Présentées aux pages 25 et 26 du projet, les propositions en matière de logement sont résumées dans la proposition n°12. Le parti socialiste souhaite ainsi « stopper l’envolée des loyers » et financer la « construction de 150 000 logements sociaux », un chiffre conforme aux préconisations du rapport de la fondation Abbé Pierre.Si nous pouvons souscrire au constat présenté et aux objectifs fixés, les propositions restent insuffisantes pour répondre à l’urgence de la crise actuelle. La pénurie de logements, conjuguée à la cherté croissante des prix du logement, continue de créer les conditions d’une augmentation régulière du nombre de mal-logés en France.

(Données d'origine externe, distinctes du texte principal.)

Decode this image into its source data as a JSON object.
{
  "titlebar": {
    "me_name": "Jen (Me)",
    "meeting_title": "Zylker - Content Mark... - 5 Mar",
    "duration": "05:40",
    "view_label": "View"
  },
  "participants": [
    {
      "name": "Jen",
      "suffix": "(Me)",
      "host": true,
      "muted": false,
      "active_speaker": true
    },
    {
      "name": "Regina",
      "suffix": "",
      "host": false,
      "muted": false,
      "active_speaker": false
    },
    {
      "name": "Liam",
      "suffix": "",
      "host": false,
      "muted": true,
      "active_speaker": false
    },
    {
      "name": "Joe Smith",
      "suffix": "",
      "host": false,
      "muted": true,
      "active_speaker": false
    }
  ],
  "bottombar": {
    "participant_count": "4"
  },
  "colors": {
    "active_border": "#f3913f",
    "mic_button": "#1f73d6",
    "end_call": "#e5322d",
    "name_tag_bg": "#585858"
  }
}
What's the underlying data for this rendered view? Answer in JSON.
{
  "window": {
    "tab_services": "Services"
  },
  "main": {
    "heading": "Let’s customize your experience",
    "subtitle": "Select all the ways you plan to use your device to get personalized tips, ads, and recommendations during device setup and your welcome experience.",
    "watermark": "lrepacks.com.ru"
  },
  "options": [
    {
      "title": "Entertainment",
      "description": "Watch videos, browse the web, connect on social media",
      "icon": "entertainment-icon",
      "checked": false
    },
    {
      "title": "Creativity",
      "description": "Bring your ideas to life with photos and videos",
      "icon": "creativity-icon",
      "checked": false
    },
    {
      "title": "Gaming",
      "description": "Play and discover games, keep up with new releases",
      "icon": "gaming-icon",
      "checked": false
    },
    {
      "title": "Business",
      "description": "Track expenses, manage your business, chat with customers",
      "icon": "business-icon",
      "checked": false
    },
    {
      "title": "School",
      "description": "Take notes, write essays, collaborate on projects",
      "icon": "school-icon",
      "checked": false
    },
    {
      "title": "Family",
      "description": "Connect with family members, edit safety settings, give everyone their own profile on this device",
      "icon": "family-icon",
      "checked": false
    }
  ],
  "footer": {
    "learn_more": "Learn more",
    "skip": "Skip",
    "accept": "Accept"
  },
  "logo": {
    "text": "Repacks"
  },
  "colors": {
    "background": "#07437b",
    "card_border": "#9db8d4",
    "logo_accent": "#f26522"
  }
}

Elle impose aujourd’hui des propositions de rupture.La situation que nous vivons n’est pas le fruit du hasard mais bien le résultat des politiques menées par la droite ces dernières années. En effet, la dépense publique pour le logement s’est progressivement orientée vers les dispositifs de défiscalisation qui profitent aux ménages aisés (15 milliards d’euros en 2009). Loin d’aider à résorber la crise, cette déformation voulue encourage une spéculation immobilière qui n’a fait qu’accentuer la crise. Or la volonté de réorienter considérablement la dépense publique vers le financement de logements sociaux n’est pas clairement affichée dans le projet socialiste. Par ailleurs, la proposition de modifier la loi relative à la solidarité et au renouvellement urbain (SRU) en augmentant la part de logements sociaux à 25 % dans chaque ville ne s’accompagne d’aucun moyen nouveau de la faire appliquer. C’est pourquoi les élus communistes proposent de coupler l’augmentation du seuil (à 30 % dans les zones tendues) à la multiplication par 10 des pénalités en cas de non respect de la loi.

 

L’encadrement des loyers

 

Pour agir contre la cherté du logement, le parti socialiste se contente de vouloir contenir les augmentations futures des loyers (lors d’une première location ou d’un changement de bail) tandis que nous défendons l’idée d’un « encadrement réglementaire des loyers » qui permette d’agir sur des prix actuels déjà trop élevés2.Sur la question de l’encadrement des loyers, le projet du PS ne précise pas le dispositif choisi. Il indique seulement sa volonté de ne pas permettre des augmentations déconnectées de l’évolution des revenus des ménages au moment de la signature d’un nouveau bail et lors d’un changement de bail (d’un locataire à l’autre). Cette proposition n’aura donc aucun effet sur les loyers actuels qui ont atteint en Ile-de-France notamment (surtout sur les petites surfaces) des niveaux exorbitants. Voici ce que le texte du PS précise :« Nous mettrons en place un encadrement des loyers lors de la première location ou à la relocation dans les zones de spéculation immobilière, pour que les augmentations entre deux locataires ne soient pas déconnectées de l’évolution des revenus de ménages. Les propriétaires seront tenus de souscrire une garantie contre les impayés de loyer, évitant au candidat à un logement d’apporter une caution personnelle. »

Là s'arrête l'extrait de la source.